Between 27 October 1941 and 9 September 1943 nine trains left Essen Hauptbahnhof and the nearby Segeroth station carrying around 1,200 Jewish residents of Essen to ghettos and extermination camps in Nazi-occupied Central Europe. The first train took roughly two hundred people to the Lodz Ghetto. The other eight ran to Auschwitz and to Theresienstadt. Hardly anyone returned. These deportations were conducted openly, in broad daylight, in front of other passengers, the regular train traffic continuing on adjacent platforms without interruption. Surrounded by armed guards, families were loaded into freight cars while commuters walked past. There is no separate memorial inside the station for this; the station itself is the memorial. The fact that ordinary daylight trains ran on schedule that morning is, in many ways, the part the building still has to say about what happened here.
The station that survived the Second World War was almost completely rebuilt in the 1950s and 1960s. Klingholz's Renaissance Revival hall is gone; what stands today is a postwar concourse on two levels, with shops and a travel center below and direct platform access above. Beneath it all is the Stadtbahn station with its trademark blue light. Around 400 trains pass through every day, making Essen the third busiest station in the Ruhr after Dortmund and Duisburg. Long-distance ICE and IC services call here, alongside RE and S-Bahn lines that fan out across the conurbation, including the unusual fifteen-minute RE14/S9 to Bottrop and Gladbeck. The east pedestrian tunnel, closed for lift installation, was reopened in October 2011. The Bahnhofsmission - the station charity - has been here since 1897, making it one of the oldest in Germany. A century and a half after the first wooden platform opened, the trains have not stopped.

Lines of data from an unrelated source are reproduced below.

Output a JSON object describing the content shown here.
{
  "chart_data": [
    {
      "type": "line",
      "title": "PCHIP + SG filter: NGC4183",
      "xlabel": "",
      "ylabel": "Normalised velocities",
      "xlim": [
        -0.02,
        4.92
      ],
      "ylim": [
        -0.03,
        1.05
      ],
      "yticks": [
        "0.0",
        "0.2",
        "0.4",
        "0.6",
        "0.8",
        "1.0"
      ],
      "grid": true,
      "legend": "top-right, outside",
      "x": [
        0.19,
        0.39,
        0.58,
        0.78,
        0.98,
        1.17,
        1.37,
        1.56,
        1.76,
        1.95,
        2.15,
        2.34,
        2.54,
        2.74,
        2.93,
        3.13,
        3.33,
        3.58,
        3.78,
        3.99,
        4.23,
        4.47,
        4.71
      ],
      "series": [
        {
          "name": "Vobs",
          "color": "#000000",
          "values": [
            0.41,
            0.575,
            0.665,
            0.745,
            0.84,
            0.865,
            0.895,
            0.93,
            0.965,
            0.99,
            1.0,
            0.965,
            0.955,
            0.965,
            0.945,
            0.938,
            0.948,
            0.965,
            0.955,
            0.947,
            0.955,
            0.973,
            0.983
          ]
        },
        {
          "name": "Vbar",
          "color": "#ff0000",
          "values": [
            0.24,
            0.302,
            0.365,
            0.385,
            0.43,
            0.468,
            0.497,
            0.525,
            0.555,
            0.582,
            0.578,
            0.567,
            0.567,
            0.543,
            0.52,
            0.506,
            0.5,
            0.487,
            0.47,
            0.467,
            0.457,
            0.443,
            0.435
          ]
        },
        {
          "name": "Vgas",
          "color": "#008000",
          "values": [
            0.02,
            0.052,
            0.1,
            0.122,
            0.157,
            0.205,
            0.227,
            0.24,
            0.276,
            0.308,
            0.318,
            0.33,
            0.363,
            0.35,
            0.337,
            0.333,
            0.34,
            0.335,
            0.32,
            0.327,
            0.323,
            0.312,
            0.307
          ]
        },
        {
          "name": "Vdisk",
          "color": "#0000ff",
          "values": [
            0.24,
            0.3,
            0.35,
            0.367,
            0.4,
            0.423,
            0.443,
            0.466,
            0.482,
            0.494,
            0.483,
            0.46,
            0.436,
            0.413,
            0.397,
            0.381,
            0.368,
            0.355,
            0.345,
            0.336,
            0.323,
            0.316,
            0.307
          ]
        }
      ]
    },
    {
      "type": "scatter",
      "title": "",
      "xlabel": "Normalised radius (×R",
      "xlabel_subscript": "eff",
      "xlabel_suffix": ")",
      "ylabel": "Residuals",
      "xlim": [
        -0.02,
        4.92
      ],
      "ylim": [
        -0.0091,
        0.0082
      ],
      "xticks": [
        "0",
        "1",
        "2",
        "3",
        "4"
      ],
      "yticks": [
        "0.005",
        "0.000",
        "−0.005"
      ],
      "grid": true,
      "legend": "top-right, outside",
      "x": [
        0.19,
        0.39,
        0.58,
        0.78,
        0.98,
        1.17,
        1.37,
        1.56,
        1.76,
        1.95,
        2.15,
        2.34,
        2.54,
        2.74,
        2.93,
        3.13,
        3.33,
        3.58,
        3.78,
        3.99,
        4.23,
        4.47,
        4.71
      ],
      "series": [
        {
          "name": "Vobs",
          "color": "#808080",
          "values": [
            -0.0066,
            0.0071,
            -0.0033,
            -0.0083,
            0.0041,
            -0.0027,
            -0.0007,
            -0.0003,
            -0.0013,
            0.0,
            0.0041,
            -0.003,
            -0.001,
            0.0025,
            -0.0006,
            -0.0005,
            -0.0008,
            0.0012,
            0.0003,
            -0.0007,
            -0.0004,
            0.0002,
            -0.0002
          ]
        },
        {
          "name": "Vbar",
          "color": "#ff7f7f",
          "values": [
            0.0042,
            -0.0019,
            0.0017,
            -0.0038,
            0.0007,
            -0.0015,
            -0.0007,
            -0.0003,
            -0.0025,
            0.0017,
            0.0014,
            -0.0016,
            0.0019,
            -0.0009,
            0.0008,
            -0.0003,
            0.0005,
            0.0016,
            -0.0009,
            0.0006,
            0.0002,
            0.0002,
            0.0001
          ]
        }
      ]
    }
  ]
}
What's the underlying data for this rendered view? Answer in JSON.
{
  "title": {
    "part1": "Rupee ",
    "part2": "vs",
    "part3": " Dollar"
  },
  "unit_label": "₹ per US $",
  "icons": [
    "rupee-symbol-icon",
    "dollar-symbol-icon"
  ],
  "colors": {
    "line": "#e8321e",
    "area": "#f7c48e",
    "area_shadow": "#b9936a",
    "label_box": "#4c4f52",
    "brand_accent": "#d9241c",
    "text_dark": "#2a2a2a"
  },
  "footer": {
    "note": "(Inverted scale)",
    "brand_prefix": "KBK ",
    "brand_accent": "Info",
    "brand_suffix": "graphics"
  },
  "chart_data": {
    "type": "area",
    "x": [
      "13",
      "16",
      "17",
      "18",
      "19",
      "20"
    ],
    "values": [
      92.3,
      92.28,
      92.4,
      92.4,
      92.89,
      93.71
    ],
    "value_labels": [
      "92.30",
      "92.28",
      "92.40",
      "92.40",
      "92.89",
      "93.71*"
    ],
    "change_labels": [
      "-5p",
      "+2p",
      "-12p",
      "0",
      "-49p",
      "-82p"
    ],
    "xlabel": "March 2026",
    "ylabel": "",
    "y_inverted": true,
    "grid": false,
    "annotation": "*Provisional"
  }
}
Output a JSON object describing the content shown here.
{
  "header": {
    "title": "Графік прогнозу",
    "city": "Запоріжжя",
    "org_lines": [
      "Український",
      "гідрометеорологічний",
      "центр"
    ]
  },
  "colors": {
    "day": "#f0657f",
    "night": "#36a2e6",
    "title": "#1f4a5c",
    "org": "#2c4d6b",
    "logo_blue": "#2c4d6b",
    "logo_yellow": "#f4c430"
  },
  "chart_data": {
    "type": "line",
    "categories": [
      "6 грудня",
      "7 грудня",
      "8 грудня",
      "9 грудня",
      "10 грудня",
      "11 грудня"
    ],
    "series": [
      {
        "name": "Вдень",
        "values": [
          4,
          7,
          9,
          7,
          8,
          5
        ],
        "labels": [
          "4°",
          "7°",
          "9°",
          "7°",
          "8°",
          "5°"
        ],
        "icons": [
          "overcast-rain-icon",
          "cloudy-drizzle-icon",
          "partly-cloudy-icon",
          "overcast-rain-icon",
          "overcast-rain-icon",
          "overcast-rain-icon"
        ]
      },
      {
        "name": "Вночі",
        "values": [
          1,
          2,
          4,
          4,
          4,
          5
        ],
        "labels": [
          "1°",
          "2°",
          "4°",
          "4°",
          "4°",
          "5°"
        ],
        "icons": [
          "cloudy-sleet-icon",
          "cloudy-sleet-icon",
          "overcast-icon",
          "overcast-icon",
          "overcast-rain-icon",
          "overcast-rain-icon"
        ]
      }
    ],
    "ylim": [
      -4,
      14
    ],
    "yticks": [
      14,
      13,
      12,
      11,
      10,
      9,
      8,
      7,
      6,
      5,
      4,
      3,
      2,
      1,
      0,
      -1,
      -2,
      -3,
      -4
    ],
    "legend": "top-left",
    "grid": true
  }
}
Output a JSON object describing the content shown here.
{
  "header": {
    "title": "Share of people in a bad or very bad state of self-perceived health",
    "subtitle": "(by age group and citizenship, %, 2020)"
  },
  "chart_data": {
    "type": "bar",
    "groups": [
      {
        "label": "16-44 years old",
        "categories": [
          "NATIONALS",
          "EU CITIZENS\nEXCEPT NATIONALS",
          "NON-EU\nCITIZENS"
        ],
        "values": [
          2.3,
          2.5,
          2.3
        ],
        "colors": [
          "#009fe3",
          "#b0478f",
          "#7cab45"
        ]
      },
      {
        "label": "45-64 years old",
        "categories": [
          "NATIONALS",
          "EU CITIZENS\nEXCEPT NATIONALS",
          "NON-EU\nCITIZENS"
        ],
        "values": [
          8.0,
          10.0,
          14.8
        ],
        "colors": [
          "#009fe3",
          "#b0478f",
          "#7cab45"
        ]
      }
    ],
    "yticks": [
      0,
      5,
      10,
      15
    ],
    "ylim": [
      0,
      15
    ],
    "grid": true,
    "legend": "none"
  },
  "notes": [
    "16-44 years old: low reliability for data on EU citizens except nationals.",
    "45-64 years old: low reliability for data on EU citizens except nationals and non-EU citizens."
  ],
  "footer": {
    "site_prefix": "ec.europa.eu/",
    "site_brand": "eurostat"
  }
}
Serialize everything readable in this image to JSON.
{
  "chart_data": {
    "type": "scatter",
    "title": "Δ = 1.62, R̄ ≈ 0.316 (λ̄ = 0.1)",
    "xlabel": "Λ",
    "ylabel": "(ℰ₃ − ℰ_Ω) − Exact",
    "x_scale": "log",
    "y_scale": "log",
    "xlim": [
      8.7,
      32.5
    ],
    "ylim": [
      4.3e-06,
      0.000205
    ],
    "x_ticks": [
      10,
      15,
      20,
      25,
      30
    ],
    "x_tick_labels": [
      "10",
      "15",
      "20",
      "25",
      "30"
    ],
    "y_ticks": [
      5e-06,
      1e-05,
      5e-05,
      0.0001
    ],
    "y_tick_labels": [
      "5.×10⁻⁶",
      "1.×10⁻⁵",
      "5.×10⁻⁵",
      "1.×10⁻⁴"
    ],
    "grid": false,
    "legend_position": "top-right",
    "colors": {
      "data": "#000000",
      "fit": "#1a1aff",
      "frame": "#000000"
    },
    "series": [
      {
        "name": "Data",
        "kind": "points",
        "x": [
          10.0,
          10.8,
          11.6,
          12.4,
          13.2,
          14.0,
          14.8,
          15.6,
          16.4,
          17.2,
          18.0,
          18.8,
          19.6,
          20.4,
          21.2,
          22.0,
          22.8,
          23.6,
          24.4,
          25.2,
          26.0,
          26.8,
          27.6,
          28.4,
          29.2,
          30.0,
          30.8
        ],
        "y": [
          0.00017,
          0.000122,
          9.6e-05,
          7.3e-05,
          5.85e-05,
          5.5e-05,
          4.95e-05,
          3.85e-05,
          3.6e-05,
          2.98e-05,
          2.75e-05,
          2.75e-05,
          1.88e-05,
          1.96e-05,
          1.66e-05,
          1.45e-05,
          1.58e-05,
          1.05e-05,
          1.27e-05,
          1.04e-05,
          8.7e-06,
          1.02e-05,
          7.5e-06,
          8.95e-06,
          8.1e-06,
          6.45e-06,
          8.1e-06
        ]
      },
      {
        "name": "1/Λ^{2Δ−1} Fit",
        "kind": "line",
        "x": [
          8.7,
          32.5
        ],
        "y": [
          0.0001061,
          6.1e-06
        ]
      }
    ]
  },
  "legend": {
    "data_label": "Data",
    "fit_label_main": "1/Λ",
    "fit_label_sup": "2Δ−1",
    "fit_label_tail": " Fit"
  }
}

Essen Hauptbahnhof is at 51.451 degrees north, 7.014 degrees east, immediately south of the Essen old town and pressed against the A40 motorway. From the air the most obvious cue is the multi-track fan of rail lines diverging from the station to the south and east, with the A40 cutting an east-west scar just behind it. Düsseldorf International (EDDL) is about 30 km southwest; Dortmund (EDLW) about 30 km east. Recommended viewing altitude 2,500 to 4,500 feet. The Essen Minster and its westwork are visible to the north of the station, useful for orientation across the dense city center.